Avant-Garb Magazine interviewed Isaac Greenawalt ‘19 who shared about conformity, gender, and self-expression.
Interview by Miles Brautigam
Photos by Chris Ritter
MB: What’s in your closet?
IG: I am in a style transition right now, and I’m a little late to the game. I have a mix of some old stuff that’s vaguely preppy, ranging from the Bowdoin-flannelly-bean boots style to women’s cardigans. The feminine garb is growing, while the more conventional Bowdoin stuff is getting phased out. I’m trying to figure out what I want and what I like.
MB: What inspires your style?
IG: I’ve been experimenting with a more androgynous look and feminine style. I’ll wear a beard and some makeup for a classically clashing look. Last time I was at Salvation Army, I tried on some skirts. I was like, “Hm! This could be an avenue.”
MB: Is there a particular item that you consistently wear?
IG: Earrings. When I first started wearing earrings, I noticed that I could have some agency regarding my style, how I look, and how I present.
MB: How has your style changed over time?

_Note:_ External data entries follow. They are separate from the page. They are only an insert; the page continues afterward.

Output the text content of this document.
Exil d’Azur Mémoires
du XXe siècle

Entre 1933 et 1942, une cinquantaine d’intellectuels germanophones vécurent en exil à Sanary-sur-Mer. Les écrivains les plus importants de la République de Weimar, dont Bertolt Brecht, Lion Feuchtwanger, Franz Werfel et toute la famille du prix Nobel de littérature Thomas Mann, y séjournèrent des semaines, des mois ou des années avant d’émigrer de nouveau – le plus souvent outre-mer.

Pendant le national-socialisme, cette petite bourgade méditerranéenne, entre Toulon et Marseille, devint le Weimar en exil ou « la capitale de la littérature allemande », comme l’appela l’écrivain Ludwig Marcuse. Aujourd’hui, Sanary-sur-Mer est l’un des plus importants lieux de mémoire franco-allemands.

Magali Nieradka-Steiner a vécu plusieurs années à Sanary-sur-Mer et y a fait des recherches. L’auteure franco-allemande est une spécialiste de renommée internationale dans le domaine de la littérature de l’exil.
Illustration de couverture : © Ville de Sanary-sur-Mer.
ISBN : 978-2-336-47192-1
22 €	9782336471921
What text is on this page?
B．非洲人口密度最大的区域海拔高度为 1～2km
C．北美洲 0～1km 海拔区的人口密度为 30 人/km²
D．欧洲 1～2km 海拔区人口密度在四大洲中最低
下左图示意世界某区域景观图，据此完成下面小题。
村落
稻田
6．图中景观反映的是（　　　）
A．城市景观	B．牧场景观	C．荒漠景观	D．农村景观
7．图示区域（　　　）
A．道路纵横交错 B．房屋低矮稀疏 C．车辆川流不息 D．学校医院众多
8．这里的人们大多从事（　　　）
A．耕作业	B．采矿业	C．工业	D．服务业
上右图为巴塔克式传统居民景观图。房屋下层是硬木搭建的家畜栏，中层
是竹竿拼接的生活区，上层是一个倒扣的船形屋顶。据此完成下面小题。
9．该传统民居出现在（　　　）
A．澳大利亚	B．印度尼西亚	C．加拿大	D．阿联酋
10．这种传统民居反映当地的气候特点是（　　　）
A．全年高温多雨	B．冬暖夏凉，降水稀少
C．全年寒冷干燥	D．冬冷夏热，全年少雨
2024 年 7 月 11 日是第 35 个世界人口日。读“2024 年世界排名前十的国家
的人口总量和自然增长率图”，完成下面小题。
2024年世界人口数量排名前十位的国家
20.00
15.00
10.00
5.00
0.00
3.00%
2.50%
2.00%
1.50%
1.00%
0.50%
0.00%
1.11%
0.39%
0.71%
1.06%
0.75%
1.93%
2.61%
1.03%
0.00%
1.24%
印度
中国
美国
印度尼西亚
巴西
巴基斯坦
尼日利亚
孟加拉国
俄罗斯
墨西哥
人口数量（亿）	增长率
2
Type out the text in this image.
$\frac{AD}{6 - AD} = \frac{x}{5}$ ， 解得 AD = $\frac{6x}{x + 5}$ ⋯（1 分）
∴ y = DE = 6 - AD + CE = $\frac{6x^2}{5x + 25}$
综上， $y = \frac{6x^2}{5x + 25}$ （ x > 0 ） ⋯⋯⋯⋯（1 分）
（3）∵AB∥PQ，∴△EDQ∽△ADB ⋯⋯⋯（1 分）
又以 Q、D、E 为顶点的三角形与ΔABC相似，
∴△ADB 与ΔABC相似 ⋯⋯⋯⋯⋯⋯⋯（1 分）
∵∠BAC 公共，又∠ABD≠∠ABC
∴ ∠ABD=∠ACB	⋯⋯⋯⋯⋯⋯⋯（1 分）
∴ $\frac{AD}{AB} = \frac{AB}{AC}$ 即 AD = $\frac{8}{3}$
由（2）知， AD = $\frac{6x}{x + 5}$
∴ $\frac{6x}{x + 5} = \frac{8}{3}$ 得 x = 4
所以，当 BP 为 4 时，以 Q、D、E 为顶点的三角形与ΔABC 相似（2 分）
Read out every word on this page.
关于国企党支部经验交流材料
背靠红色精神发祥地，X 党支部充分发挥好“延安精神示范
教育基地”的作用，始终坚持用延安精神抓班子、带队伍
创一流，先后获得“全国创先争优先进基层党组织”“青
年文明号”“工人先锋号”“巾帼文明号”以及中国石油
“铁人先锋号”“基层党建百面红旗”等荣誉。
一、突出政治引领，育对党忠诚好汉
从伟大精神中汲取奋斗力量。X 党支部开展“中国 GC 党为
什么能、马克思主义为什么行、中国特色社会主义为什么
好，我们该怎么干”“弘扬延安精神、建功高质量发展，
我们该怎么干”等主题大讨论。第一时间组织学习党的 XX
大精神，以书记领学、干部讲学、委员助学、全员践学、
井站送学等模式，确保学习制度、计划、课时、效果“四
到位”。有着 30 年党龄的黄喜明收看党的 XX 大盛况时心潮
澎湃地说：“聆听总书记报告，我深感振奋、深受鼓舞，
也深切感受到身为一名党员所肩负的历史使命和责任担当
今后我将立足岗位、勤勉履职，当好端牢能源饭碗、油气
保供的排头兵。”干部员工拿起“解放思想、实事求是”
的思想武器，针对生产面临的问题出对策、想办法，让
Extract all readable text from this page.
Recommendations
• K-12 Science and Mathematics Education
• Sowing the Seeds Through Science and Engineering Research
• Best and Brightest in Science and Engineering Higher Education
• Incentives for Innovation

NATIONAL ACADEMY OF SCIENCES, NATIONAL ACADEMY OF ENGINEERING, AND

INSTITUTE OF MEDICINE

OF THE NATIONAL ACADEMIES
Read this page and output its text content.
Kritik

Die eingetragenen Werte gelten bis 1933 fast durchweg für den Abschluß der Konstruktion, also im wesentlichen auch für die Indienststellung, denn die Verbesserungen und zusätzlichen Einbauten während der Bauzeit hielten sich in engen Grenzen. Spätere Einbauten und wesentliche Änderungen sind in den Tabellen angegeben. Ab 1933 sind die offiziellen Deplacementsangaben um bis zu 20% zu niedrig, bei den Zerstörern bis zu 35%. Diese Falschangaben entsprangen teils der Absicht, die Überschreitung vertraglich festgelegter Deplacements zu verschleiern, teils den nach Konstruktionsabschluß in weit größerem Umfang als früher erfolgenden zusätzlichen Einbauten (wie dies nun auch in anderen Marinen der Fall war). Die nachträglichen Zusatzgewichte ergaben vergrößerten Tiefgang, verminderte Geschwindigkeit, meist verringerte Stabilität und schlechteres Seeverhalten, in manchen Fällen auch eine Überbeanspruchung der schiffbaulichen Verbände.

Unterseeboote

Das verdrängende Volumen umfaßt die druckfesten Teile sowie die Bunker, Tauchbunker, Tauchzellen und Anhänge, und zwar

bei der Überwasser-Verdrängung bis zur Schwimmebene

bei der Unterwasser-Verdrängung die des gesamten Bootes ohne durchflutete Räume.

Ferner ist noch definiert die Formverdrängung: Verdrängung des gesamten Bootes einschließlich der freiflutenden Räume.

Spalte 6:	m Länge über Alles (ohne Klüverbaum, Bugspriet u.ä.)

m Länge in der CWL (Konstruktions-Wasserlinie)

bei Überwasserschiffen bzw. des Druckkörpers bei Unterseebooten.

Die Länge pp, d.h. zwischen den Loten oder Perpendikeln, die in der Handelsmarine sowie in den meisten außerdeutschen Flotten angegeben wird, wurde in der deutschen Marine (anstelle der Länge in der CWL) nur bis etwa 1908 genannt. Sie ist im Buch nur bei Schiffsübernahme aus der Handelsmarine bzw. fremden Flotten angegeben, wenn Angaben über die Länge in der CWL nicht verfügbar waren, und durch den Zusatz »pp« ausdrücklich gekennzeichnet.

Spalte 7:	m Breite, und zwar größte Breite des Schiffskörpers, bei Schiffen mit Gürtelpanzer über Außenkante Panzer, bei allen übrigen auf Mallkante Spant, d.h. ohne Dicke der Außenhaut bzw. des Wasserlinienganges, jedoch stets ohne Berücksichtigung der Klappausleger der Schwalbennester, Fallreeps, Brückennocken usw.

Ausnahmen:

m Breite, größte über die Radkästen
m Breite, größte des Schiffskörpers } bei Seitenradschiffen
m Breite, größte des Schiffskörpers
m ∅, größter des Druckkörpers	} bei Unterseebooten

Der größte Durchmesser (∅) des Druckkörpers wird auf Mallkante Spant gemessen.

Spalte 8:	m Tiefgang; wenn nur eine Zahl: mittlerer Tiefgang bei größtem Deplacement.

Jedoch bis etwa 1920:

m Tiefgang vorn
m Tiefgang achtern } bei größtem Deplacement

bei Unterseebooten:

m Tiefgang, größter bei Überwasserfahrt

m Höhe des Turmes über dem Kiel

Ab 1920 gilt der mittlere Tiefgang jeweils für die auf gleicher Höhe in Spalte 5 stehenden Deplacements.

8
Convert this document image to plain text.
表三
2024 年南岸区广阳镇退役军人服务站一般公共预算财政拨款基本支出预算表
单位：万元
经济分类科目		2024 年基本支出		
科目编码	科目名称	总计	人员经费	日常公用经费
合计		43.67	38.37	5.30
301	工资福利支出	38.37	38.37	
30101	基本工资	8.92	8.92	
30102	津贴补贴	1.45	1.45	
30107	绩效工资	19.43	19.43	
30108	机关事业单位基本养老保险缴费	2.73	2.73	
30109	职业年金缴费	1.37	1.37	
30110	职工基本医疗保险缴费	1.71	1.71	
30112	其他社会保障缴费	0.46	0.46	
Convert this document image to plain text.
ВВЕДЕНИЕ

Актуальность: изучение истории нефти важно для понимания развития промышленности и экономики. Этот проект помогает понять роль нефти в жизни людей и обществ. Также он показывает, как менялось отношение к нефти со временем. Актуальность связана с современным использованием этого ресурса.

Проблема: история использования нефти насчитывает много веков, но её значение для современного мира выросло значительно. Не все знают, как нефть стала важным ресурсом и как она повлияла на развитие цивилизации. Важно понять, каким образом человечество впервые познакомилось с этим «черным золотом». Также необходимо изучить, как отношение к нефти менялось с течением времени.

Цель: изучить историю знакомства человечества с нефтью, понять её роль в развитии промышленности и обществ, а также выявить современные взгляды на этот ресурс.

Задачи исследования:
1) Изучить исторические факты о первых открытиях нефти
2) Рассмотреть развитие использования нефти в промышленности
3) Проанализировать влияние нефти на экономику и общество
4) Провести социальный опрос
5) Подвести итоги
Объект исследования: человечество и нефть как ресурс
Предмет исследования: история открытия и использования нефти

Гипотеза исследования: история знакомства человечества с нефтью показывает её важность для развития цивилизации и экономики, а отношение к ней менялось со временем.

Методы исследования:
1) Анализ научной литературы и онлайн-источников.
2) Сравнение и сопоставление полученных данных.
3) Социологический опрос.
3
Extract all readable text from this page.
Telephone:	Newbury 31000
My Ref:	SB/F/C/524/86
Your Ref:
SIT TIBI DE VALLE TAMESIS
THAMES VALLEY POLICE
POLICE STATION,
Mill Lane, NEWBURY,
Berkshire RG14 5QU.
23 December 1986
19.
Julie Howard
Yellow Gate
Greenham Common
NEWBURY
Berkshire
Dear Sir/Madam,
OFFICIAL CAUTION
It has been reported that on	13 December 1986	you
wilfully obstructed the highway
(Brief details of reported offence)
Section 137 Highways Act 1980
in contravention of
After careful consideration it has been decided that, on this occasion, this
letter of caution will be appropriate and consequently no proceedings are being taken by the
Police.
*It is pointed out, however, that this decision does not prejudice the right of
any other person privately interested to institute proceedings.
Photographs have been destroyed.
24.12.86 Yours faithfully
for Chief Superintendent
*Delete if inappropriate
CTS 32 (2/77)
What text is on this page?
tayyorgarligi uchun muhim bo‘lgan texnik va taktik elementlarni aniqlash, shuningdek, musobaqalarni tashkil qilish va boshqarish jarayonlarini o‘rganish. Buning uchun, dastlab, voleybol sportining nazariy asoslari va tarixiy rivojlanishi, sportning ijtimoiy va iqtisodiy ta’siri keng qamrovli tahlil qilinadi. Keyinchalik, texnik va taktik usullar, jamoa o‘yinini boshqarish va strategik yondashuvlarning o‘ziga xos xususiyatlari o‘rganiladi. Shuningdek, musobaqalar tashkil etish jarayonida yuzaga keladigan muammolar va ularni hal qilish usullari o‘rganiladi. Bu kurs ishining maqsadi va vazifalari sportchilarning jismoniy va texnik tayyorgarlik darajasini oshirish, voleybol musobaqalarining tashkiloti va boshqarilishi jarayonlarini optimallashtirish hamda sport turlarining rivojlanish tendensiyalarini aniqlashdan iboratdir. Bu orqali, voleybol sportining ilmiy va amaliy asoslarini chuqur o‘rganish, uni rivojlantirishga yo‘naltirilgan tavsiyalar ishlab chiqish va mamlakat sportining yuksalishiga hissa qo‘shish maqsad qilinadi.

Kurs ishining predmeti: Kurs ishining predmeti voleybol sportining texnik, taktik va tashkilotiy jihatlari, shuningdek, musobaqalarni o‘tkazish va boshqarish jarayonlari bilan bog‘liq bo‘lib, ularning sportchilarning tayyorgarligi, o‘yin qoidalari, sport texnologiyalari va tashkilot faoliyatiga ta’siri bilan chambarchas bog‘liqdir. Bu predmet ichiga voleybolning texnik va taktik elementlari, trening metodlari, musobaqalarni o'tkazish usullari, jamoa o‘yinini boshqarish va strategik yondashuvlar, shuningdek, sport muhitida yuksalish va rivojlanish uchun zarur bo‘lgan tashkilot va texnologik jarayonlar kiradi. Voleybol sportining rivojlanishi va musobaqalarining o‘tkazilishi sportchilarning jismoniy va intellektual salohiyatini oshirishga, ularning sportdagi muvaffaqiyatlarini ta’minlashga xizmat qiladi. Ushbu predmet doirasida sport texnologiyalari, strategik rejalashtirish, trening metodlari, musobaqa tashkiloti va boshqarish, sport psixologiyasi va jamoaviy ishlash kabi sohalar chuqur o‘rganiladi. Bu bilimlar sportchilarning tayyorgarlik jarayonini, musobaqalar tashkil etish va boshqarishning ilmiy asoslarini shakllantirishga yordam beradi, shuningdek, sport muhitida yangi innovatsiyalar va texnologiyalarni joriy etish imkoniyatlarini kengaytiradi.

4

IG: I didn’t begin thinking about my clothing choices until the end of high school. In my affluent Boston suburb, people either wore sweats and sports gear or preppy clothing. I started leaning into the preppy look, which consisted of collared shirts and khakis. Once I got to Bowdoin, I noticed that it was cool to wear the “salvo flannel look,” so I started moving closer to that style. Dressing in typical Bowdoin men’s clothing, I felt a pressure to perform “Bowdoin dude,” whereas now with my close friends, I can be more flamboyant, weird and feminine. In the past year, I’ve realized that I can decide to do my own thing and I’ve made my style a more accurate reflection of my personality.
MB: What informs your outfit choices?
IG: Weather, a lot. I try to switch it up. If I just wore a certain outfit, I try to wear something different. When I dress for going out, I wear something a little more fun and free. And of course, I gotta be able to dance.
MB: Do you have any fashion faux pas?
IG: Baggy pants are out of the question for me. Not only do I look bad, but they’re not what I’m going for. This semester, I’ve worn barely any flannels, probably because that item of clothing is so charged here at Bowdoin. Flannels are such a trope of white guy style, especially in art circles. Secondhand flannels in particular. While those were present in my post-preppy phase, I’ve moved on now. But wearing them was a necessary step.
MB: You’ve mentioned earrings and makeup. Is there a place for other new items in your wardrobe?
IG: I’m trying to integrate headbands and bandanas, just to spice things up. Dying my hair blonde last semester opened the door to new possibilities, so I’m thinking about dying it again. I also found it fun to re-appropriate athletic clothing, like the baseball tee and the letterman jacket. There’s a cool aesthetic to some of these pieces, since they’re traditionally masculine items that have bright colors. The sports gear can serve as a jokey allusion to the masculine - feminine contrast.
MB: Why is style important to your identity?
IG: Fashion is an expression of personality, and identity informs personality. In those terms, especially at Bowdoin, where it feels safe to be who I want to be, my clothing is a nice way of letting people know about myself, without having to let it out slowly.
MB: How and why should fashion be discussed?
IG: I think there are people more qualified than me to discuss fashion, and it might mean different things to other people. People should be able to express themselves in any way. If that’s art, then that’s art. If that’s fashion, then maybe fashion is an art form. I think that mainstream fashion can pressure diverse personalities to conform to a certain style. If people are able to play around with fashion and find their own style, maybe they will feel more confident, feel like their truest selves, and feel like they’re being read how they want to be read. If fashion allows that, it’s a beautiful thing.